Some of the things that Vitamin D does is help the intestines absorb calcium and synthesize enzymes in the mucous membranes that also help with calcium absorption. It also helps the body assimilate phosphorus, which is necessary to make bones. That’s why it’s vital that children get the right amount of Vitamin D, because without it the teeth and bones can’t grow properly. This will result in rickets. The recommended daily allowance of Vitamin D is about 200 International Units or about 5 micrograms. Vegetarians may need more Vitamin D. Most people can get their RDA by spending about 15 minutes a day in the sun.
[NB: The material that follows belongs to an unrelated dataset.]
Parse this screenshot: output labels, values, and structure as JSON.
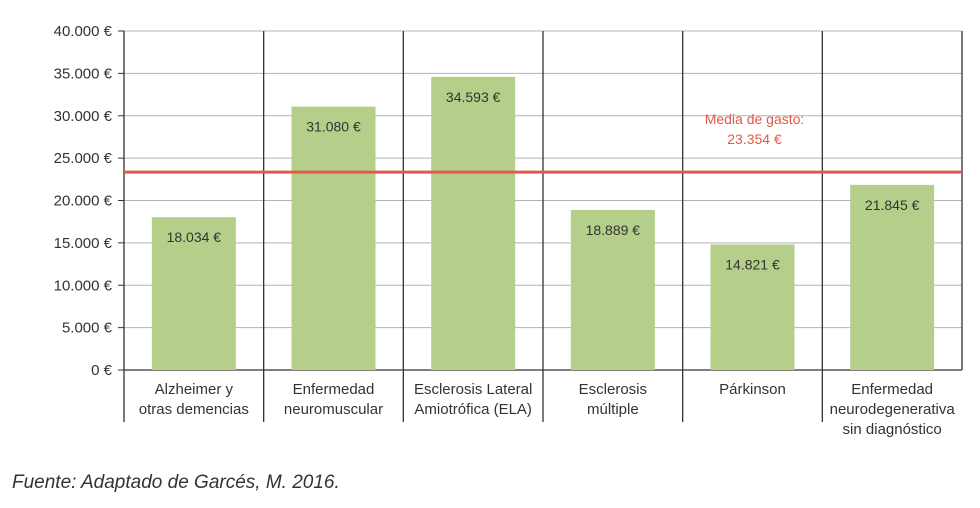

As for grownups, Vitamin D is important in supporting the health of the nervous system and the heart. It also helps with blood clotting. All of these activities are related to the body being able to properly use calcium and phosphorus. Vitamin D is best taken with Vitamin A, and if a person wants to take them both at the same time, the best source is cod liver or fish liver oil. Other sources of Vitamin D are eggs, fatty fish and fortified milk, the kind that comes in cartons with the big, fat D on them.
The body uses bile to help absorb Vitamin D through the walls of the intestines. The Vitamin D that’s made in the skin is absorbed into the body’s circulatory system. The amount of melanin in a person’s skin also affects the absorption of Vitamin D. The more darker the skin, the less Vitamin D is produced. After Vitamin D is absorbed, it’s sent to the liver and stored there. Other reserves of Vitamin D can be found in the brain, the skin, the bones and the spleen.